L’Organisation de Secours Handicapé OSH-Guinée a organisé ce jeudi 28 aout à Conakry, un atelier national de validation technique du rapport d’évaluation de la loi sur la santé de la reproduction de 2000. En collaboration avec la direction nationale de la santé familiale et de la nutrition avec un soutien financier d’Amplify Change, cette initiative rentre dans le cadre du projet : services inclusifs de santé sexuelle et reproductive pour les personnes handicapées en Guinée.
Les personnes en situation de handicap restent souvent marginalisées dans les structures sanitaires à cause de leur vulnérabilité. Pour pallier à ce problème, l’Organisation de Secours aux Handicapés OSH-Guinée a plaidé pour la révision de la loi de la santé de la reproduction de 2000. Grâce à l’implication des cadres du ministère de la santé, des organisations de la société civile ainsi que quelques partenaires techniques et financiers, un premier draft est élaboré et il fallait le présenter à toutes les parties prenantes pour amendement.
« C’est une loi qui parle de la santé reproductive en République de Guinée qui existe depuis 2000 mais au regard de l’évolution on a trouvé que la loi était caduque et ne s’adaptait pas à notre contexte. Nous en tant qu’organisation de protection des droits des personnes handicapées, nous essayons de nous rassurer que dans le processus de révision de cette loi que les questions en lien aux personnes handicapées sont prises en compte » explique Bangaly Camara directeur exécutif de OSH-Guinée.

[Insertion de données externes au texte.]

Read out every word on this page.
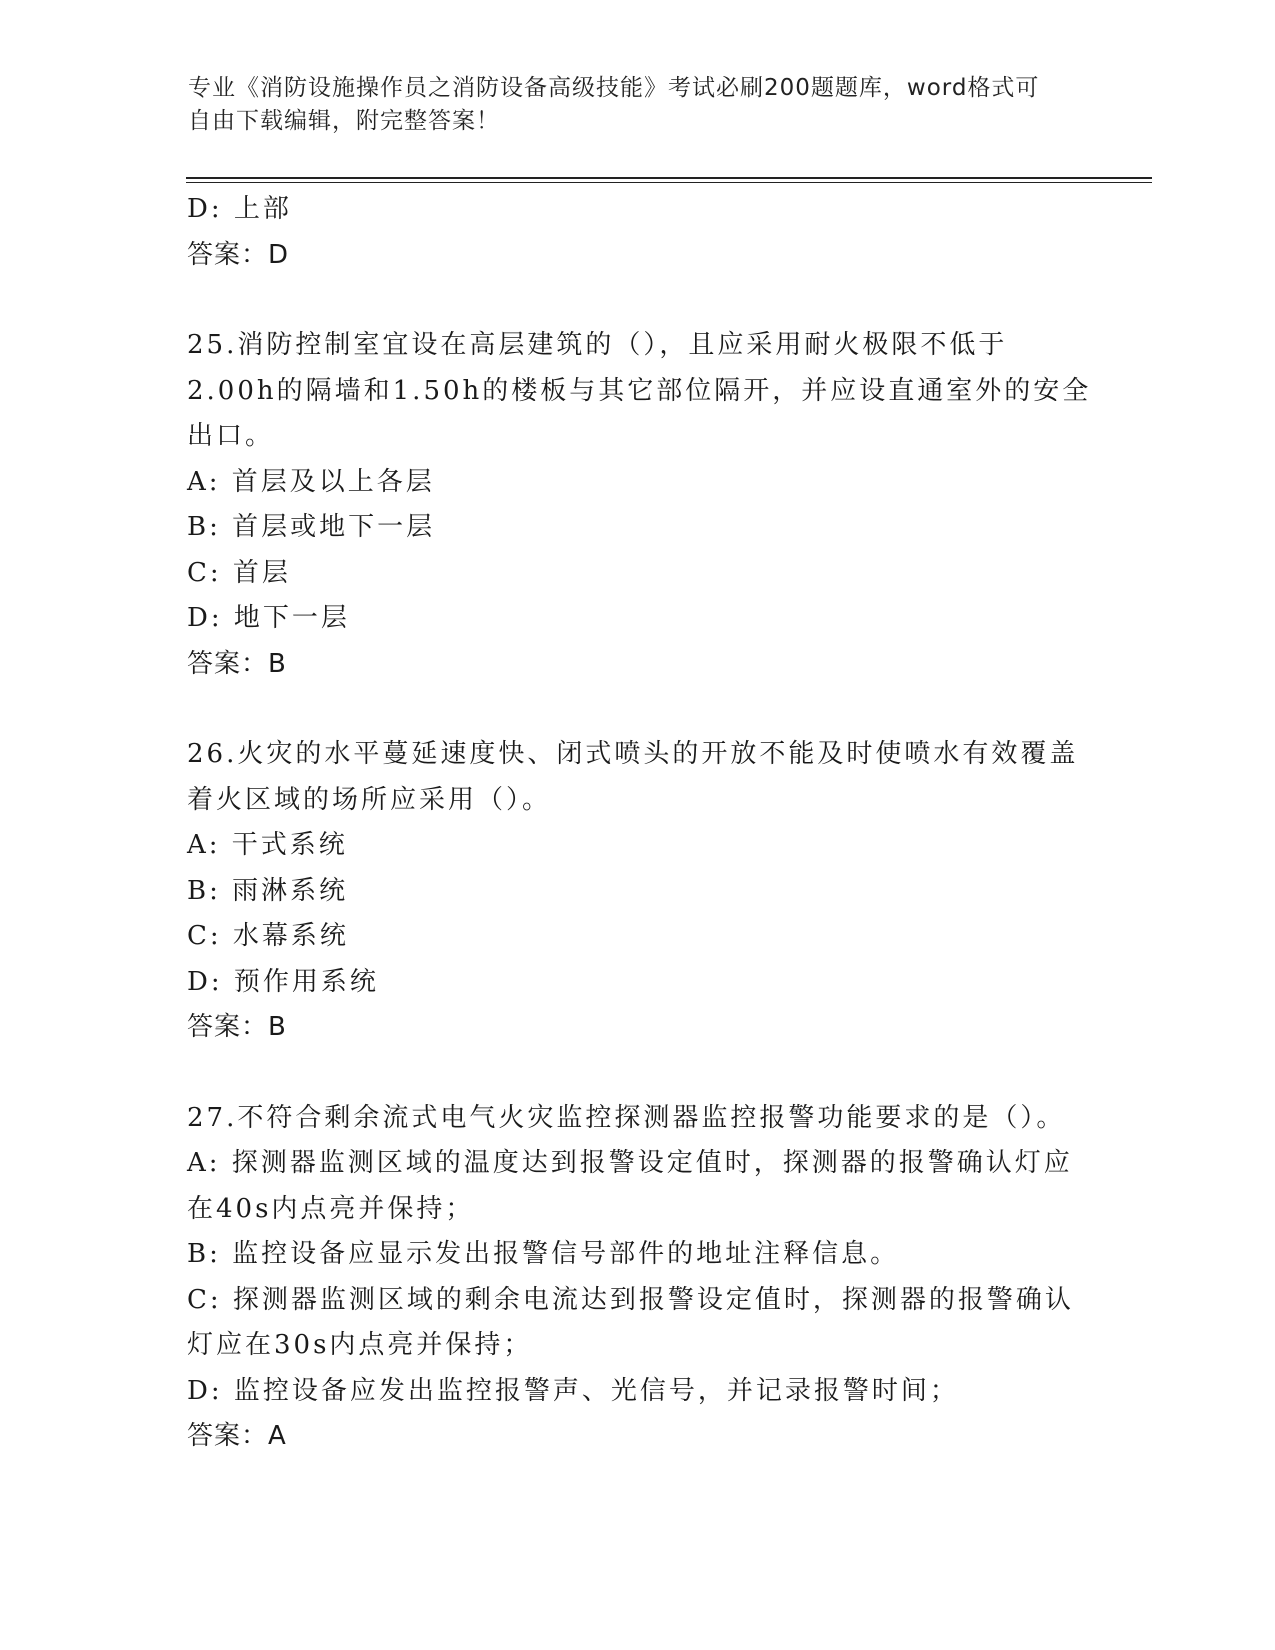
专业《消防设施操作员之消防设备高级技能》考试必刷200题题库，word格式可
自由下载编辑，附完整答案！
D: 上部
答案：D
25.消防控制室宜设在高层建筑的（），且应采用耐火极限不低于
2.00h的隔墙和1.50h的楼板与其它部位隔开，并应设直通室外的安全
出口。
A: 首层及以上各层
B: 首层或地下一层
C: 首层
D: 地下一层
答案：B
26.火灾的水平蔓延速度快、闭式喷头的开放不能及时使喷水有效覆盖
着火区域的场所应采用（）。
A: 干式系统
B: 雨淋系统
C: 水幕系统
D: 预作用系统
答案：B
27.不符合剩余流式电气火灾监控探测器监控报警功能要求的是（）。
A: 探测器监测区域的温度达到报警设定值时，探测器的报警确认灯应
在40s内点亮并保持；
B: 监控设备应显示发出报警信号部件的地址注释信息。
C: 探测器监测区域的剩余电流达到报警设定值时，探测器的报警确认
灯应在30s内点亮并保持；
D: 监控设备应发出监控报警声、光信号，并记录报警时间；
答案：A
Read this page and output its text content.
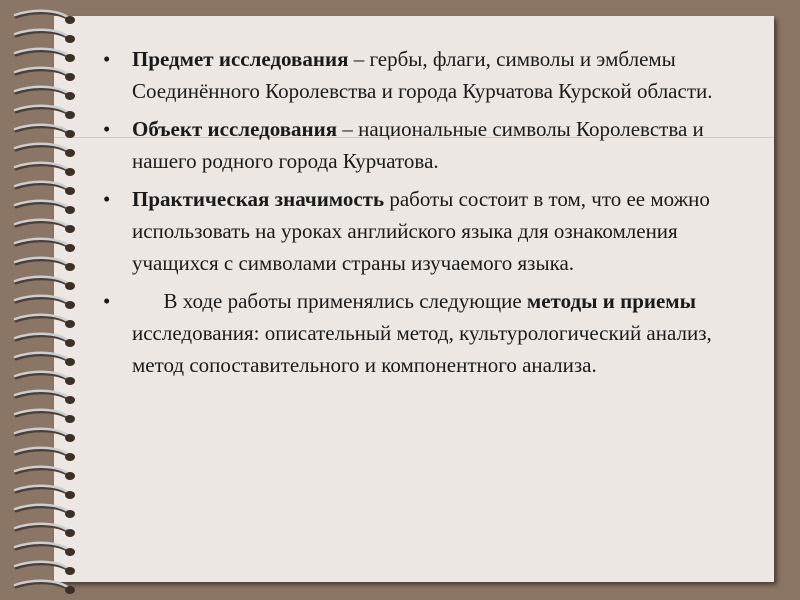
• Предмет исследования – гербы, флаги, символы и эмблемы Соединённого Королевства и города Курчатова Курской области.
• Объект исследования – национальные символы Королевства и нашего родного города Курчатова.
• Практическая значимость работы состоит в том, что ее можно использовать на уроках английского языка для ознакомления учащихся с символами страны изучаемого языка.
• В ходе работы применялись следующие методы и приемы исследования: описательный метод, культурологический анализ, метод сопоставительного и компонентного анализа.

Selon Dr Fredy Essimbi Onana consultant, l’élaboration de ce document est un processus inclusif des cadres du ministère de la santé, des organisations de la société civile ainsi que quelques partenaires techniques et financiers. Il précise que ce processus se déroule en quatre étapes « la première consiste à évaluer la loi santé de la reproduction de 2000, ensuite faire une esquisse sur la base des recommandations issues de l’évaluation, faire une ébauche de proposition de loi de révision. La deuxième étape c’est la validation technique de l’évaluation et de l’ébauche et ce sont ces deux premières étapes qu’OSH-Guinée a donc appuyé. La troisième étape, c’est de recruter un pool de juristes et leurs donner ce draft afin qu’ils essaient de porter leur amendement, apporter les éléments de recours. La loi a bien-sûr des dispositions mais il manque des voies de recours au cas où elles sont enfreintes puis élaborer un texte d’application. Enfin la quatrième étape c’est d’apporter le projet au Conseil National de la Transition qui fait office de l’instance parlementaire au niveau du pays afin qu’il y ait des débats, des revus, la ratification et qu’il soit porté au niveau du conseil constitutionnel pour étudier la conformité c’est ainsi que le Président pourra promulguer la loi » indique-t-il.
Prenant part à cette révision de la loi, Fatoumata Conté membre de l’ONG Union pour le Bien-être des personnes atteintes d’albinisme en Guinée souhaite que cette couche vulnérable soit mieux traitée dans les établissements sanitaires « que le personnel soignant au niveau des centres de santé soit formé à bien accueillir les personnes vulnérables notamment celles atteintes d’albinisme. Le plus souvent un albinos qui a une peau dégradée se rend dans des hôpitaux, il y a une discrimination et ils ne prennent pas soin de lui, ils ont un dégoût donc il faut changer ce comportement » souhaite-t-elle.
Il faut préciser que la loi sur la santé de la reproduction de 2000 n’a que 14 articles. Les articles 1, 7, 10, 11, 12, 13 14 et les titres notamment 1 et 4 feront l’objet de modification. Aussi, cette révision de loi propose 20 articles conformément aux nouvelle reformes, les directives internationales notamment les recommandations du protocole de Maputo, les ODD et toutes les différentes reformes au niveau du ministère de la santé, de la promotion féminine et des personnes vulnérables et tout récemment la nouvelle constitution dont le referendum se tiendra 21 septembre prochain.